I was the front desk receptionist at a job and in walks
'Fireman'. He took one look at me and decided I was going to be with him. I was fighting it tooth and nail. I wasn't sure if I liked him like that. He had some cute bowed legs but he was so abrupt. You know women - it can be something odd that will finally melt our resolve. Mine was he asked for my number everyday and I turned him down, well one time I said it backwards, very flippantly as he was walking out the door. Later on that evening he called me. Memory like that - deserves a bit of conversation. We were like night and day and though I always felt like I needed to check his pulse - we had this incredible heat. My fondest memory is one time we got in an elevator together and I could almost see the sparks. Elevator broke. We stuck - he attached it to our connection, lol. That was his running line from that moment on. I can't really say much about our actual relationship - I learned some things sho nuff, but I throughly liked our flirtation process.

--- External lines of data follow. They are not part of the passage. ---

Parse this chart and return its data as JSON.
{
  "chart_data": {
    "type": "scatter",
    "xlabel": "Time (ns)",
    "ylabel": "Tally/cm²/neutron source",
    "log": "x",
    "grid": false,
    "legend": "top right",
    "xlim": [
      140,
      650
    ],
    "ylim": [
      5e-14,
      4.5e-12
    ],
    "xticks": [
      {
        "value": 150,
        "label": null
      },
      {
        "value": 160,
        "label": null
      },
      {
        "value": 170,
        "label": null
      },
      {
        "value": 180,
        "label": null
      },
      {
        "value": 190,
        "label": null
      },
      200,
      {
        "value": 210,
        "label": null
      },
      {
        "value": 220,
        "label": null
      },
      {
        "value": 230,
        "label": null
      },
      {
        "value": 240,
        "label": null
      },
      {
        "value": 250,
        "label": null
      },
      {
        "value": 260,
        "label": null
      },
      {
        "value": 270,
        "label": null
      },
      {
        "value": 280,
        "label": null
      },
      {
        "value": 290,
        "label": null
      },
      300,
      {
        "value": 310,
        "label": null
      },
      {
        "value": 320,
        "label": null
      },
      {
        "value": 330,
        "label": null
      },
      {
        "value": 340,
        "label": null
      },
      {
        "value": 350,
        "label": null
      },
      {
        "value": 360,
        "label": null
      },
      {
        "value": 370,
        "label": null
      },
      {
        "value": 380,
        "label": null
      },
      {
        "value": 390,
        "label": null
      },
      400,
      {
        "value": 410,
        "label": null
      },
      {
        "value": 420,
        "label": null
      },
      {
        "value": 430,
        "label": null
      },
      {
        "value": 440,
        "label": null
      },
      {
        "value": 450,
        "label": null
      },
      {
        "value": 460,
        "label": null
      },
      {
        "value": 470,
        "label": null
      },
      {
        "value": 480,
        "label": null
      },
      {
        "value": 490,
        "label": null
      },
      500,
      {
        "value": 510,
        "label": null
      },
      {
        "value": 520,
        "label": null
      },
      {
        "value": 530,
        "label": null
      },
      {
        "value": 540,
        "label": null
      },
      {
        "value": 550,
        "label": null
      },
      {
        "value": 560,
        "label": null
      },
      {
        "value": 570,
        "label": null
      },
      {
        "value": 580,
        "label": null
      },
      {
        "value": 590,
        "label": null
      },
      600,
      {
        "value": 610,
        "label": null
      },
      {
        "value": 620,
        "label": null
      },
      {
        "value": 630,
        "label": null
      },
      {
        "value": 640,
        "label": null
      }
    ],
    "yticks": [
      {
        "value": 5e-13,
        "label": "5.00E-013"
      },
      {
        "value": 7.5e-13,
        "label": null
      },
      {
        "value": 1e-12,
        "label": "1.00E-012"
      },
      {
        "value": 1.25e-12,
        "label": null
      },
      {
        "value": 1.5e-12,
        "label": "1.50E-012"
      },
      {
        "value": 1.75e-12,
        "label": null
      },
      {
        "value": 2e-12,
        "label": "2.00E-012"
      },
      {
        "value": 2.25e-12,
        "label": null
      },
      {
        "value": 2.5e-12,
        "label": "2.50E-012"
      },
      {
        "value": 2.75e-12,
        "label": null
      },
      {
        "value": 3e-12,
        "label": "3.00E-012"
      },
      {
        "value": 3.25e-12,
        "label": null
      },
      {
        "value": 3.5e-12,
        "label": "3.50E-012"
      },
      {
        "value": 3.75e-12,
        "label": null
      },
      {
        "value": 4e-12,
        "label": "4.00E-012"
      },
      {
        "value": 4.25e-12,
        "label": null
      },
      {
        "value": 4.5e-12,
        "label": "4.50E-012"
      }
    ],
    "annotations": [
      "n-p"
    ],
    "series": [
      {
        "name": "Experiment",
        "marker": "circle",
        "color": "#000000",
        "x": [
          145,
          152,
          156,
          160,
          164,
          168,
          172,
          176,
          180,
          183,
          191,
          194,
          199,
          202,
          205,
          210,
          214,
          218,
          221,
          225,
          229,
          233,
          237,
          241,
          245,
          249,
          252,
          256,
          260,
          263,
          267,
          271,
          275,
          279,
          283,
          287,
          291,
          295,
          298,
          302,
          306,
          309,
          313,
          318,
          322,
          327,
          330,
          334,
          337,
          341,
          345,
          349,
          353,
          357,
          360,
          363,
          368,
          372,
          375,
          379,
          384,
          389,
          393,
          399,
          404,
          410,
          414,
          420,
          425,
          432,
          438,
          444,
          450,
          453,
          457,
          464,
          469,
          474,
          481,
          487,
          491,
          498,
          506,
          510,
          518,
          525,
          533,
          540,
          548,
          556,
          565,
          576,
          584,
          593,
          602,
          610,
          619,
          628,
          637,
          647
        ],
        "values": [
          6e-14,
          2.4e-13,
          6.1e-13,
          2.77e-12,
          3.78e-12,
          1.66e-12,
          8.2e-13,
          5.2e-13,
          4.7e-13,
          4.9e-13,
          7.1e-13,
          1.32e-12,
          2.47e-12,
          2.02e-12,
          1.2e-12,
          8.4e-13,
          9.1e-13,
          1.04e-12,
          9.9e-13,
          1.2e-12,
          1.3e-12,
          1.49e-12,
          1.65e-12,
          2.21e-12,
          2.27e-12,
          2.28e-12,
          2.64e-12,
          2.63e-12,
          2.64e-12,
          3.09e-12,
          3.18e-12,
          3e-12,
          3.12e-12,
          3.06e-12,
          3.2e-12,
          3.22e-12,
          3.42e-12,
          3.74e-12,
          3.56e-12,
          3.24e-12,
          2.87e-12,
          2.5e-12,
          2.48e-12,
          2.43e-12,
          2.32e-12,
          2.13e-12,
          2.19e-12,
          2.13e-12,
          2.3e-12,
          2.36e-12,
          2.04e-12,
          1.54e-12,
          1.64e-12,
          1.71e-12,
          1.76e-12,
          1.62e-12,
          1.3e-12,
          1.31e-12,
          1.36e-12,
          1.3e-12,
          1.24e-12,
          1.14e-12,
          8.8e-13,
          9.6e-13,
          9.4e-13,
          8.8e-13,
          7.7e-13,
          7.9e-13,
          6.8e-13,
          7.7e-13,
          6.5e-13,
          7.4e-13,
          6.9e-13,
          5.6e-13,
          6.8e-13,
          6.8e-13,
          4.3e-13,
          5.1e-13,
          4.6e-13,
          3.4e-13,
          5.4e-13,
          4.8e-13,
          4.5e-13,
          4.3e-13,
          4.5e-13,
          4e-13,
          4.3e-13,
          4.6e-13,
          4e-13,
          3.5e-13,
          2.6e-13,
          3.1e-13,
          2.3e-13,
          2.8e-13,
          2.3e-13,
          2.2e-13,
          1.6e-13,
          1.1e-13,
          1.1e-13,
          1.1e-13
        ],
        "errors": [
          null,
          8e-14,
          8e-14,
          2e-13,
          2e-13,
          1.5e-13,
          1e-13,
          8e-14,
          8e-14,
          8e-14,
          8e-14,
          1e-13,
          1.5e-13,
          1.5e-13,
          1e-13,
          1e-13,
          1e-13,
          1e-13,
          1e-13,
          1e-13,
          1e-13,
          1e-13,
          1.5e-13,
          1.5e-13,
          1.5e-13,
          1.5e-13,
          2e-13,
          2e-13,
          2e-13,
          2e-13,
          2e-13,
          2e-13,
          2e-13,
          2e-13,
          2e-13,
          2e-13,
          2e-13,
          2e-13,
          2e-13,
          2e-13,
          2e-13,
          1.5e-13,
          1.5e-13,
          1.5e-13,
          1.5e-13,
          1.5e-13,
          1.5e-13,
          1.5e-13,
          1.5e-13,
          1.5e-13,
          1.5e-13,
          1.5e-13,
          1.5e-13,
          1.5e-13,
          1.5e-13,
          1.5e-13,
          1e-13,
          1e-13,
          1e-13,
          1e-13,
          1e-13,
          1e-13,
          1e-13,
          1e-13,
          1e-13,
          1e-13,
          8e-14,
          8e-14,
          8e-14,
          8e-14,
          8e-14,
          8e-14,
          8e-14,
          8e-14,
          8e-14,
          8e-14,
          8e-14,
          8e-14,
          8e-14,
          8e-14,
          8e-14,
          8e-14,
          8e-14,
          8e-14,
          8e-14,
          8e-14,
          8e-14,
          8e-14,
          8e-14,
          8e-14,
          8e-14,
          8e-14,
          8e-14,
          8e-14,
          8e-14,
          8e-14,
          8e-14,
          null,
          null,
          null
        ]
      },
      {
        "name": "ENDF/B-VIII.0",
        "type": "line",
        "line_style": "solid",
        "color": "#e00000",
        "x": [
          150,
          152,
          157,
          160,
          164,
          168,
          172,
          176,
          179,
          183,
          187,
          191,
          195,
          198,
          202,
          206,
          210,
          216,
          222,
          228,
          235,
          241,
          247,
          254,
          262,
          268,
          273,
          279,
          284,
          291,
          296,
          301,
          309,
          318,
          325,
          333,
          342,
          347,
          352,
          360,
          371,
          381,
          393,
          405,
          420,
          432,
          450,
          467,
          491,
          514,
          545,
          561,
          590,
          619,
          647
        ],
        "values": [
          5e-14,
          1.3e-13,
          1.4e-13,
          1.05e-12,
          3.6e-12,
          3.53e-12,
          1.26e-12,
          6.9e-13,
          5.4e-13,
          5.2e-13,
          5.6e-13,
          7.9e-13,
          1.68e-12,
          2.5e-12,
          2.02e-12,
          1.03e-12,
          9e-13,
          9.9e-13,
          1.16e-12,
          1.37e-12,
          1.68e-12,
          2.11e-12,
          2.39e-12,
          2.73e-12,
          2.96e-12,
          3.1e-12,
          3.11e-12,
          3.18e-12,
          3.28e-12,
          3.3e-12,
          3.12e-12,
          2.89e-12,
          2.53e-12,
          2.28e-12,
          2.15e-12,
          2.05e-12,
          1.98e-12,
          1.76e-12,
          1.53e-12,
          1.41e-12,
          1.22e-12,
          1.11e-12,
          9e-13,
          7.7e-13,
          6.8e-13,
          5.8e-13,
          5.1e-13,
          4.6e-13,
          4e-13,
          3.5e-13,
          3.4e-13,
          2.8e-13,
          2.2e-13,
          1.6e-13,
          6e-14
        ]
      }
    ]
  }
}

THE RELATIONSHIP POSITIVE:He made me think.
To come home and see a car parked right at your front window, grass be damned was something I became used to messin round with
'marriageminded'. Our relationship went quickly - we had spoken, lost touch and reconnected. Because he lived very close to me - we just kinda started kicking it. He was a very open person - wanted to know and wanted you to know. He had no problem with you showing up at his home. He was the one man where I spent time more over his home than mine and it was REFRESHING. Mini-me and I would go over afterwork (one of three instances in her life where she was involved in the relationship as well). He would cook dinner for us and we would just chill over his house. He had no cable or nothing, but we had a good time. We would have the oddest dates, lol Like we would go to the dollar store and just shop. He also has been the ONLY man who has ever contributed to my household that didn't live with me. He would say get a cart and I was able to stock up on supplies etc. He was a pack rat on this kinda thing and wanted me to be as well, lol. We would have dates at the farmers market or mall dates where we would just hang out at these stores. We were always in the streets or at each others homes etc. I enjoyed the genuine attention.
THE RELATIONSHIP POSITIVE:He took good 'care' of me and the experience of a man not being 'afraid' of relationships and family was a good one.
So now of course I have just as much to say about what was/is wrong with these relationships, but sometimes people want and need to know that they were appreciated and this for me is letting these brothers know that while things went to the left and what happened happened and it was just not meant to be I welcomed you into my life and through it all took something positive away and as you reflect, I hope that you can say you got something positive from me that hopefully we all are using as we continue on this journey.